Ein Rahmen aus gegenseitiger Anerkennung und gegenseitigem Respekt
Nach dem 2. Weltkrieg, Europa lag in Trümmern, entwickelten entscheidende Teile der liberalen Eliten Ideen, Haltungen, Strukturen, Netzwerke, Institutionen und Pläne, um zukünftig ähnliche Katastrophen zu verhindern. Laßt uns gemeinsam Frieden und Wohlstand sichern und entwickeln. Eine Idee so schlicht wie revolutionär. Praktisch ging es darum, Institutionen und Prozesse aufzubauen, um Probleme, Konflikte und Herausforderungen gemeinsam anzugehen.
Der vollkommenste Ausdruck dieser Idee war die Einbeziehung Deutschlands in diese Bemühungen. Deutschland, das im faschistischen Wahn von der Weltherrschaft Europa in Schutt und Asche gelegt hatte wurde eingebunden in eine große Idee. Die EU ist – bei allen Übereilungen, Schwierigkeiten und Ärgernissen – ein lebendiger Beweis für die Kraft und Fruchtbarkeit dieser Idee.

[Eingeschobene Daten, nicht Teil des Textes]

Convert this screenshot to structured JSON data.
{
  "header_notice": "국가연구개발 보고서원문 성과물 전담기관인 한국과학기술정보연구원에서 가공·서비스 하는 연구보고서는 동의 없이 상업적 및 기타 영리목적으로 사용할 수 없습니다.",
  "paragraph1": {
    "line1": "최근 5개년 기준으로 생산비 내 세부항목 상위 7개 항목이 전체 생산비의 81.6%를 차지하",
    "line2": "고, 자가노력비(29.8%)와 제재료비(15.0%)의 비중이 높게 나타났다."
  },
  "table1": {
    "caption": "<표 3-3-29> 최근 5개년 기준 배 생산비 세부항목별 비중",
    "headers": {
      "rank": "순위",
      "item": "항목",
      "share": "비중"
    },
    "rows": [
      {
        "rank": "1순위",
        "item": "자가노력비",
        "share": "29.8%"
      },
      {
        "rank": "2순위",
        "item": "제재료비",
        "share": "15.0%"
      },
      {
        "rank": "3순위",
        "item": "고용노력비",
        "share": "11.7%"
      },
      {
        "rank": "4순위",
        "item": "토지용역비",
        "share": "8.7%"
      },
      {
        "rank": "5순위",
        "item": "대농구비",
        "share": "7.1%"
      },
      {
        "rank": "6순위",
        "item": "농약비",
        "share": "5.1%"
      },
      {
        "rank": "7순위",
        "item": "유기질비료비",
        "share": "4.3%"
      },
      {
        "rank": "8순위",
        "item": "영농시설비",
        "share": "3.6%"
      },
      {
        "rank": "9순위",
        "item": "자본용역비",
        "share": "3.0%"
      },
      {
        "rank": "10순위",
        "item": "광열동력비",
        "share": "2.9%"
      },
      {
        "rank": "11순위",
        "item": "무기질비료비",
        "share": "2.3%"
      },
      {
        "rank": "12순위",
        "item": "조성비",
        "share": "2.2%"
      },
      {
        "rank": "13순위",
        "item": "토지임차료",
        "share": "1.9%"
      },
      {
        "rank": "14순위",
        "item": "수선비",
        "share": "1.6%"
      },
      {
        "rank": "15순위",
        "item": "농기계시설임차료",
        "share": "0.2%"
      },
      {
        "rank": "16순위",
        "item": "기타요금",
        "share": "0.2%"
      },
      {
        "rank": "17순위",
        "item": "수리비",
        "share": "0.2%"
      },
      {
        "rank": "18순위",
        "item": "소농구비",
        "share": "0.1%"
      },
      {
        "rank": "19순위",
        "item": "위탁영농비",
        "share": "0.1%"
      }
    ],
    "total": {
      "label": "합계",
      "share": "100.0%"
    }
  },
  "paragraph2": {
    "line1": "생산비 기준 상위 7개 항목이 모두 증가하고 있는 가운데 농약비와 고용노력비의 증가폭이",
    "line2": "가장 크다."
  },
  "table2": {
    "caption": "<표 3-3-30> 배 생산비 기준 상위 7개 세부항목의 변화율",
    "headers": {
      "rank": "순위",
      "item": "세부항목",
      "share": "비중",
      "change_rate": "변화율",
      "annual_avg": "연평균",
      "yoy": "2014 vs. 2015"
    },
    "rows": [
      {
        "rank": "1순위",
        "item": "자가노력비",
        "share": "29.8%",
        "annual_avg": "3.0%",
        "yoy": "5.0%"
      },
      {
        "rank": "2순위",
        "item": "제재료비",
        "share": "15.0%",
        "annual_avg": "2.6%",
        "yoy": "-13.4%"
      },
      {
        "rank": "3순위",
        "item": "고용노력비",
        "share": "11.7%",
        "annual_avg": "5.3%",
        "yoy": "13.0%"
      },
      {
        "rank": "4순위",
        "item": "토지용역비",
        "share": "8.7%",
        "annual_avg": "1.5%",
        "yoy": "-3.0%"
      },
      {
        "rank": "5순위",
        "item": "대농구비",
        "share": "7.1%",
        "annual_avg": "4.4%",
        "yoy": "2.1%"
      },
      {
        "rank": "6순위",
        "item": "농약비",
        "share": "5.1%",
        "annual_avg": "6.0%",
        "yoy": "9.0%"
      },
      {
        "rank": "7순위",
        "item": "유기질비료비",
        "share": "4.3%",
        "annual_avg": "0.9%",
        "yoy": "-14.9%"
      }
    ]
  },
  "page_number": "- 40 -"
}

Kreative Kooperation – Wie schützen wir uns vor der uns eigenen Destruktivität?
Das war und ist die Ausgangsfrage nach Auschwitz. Die EU ist nicht die einAntwort auf diese Frage.
Spätestens seit Mitte des 20ten Jahrhunderts treibt Künstler und Wissenschaftler überall auf der Welt die Frage um, wie wir mit den rasch wachsenden Widersprüchen zwischen Technikentwicklung einerseits und Humanitätsentwicklung andererseits angemessen umgehen können, ohne uns selbst abzuschaffen. Aus diesem Beweggrund entstanden nach dem 2. Weltkrieg zahlreiche internationale Institutionen, Strukturen und tiefe Netzwerke, die ein Überleben der Menschheit ermöglich sollen. Ausgangspunkt und Basis einer postheroischen Epoche, die jenseits von zügellosem Machtwillen und primitiven Kampfmodus auf kreative Kooperation setzt.
Dieser Prozess scheint jetzt bedroht. Nicht nur durch den Brexit. Aber der Brexit könnte historisch gesehen einen Wendepunkt markieren. Die alten Strukturen zerfallen mit ungewissem Ausgang. Die Folgen sind kaum abzusehen.
Ein Kommentar des amerikanischen Bioethikers Jonathan D. Moreno weist auf die Gefahren hin. Bioethics after Brexit – The Hastings Center
Was tun?
Es könnte sein, dass wir Zeugen einer politischen Zeitenwende werden, einer historischen Volte, in der nationale Machtzentren durch rechte Populisten und Radikale aller Art gekapert werden. Nicht nur in Europa, alle Kontinente und viele Länder sind betroffen (China, Indien, USA, Südamerika, Russland, der „islamische Gürtel“). Noch ist nichts entschieden. Aber die gesellschaftliche Dynamik wird gegenwärtig eindeutig von rückwärts gewandten Ideen und Kräften bestimmt. Erst die geistige Hegemonie, dann die konkrete Macht. Der Humanismus, diese große Idee, verliert erst seinen geistigen Einfluss und dann seine staatlichen Machtbasen.
Was tun? Es könnte jetzt darum gehen, transnational viele kleine Inseln, Archen und Lichtungen des Humanismus zu erhalten und zu sichern, zu pflegen und neu aufzubauen. Verbunden, aber autonom. Schwer auszumachen für die Machtzentren. Das wird wahrscheinlich ungemütlicher als es klingt. Die fetten und bequemen Jahre sind unwiderruflich vorbei. Es bleibt spannend.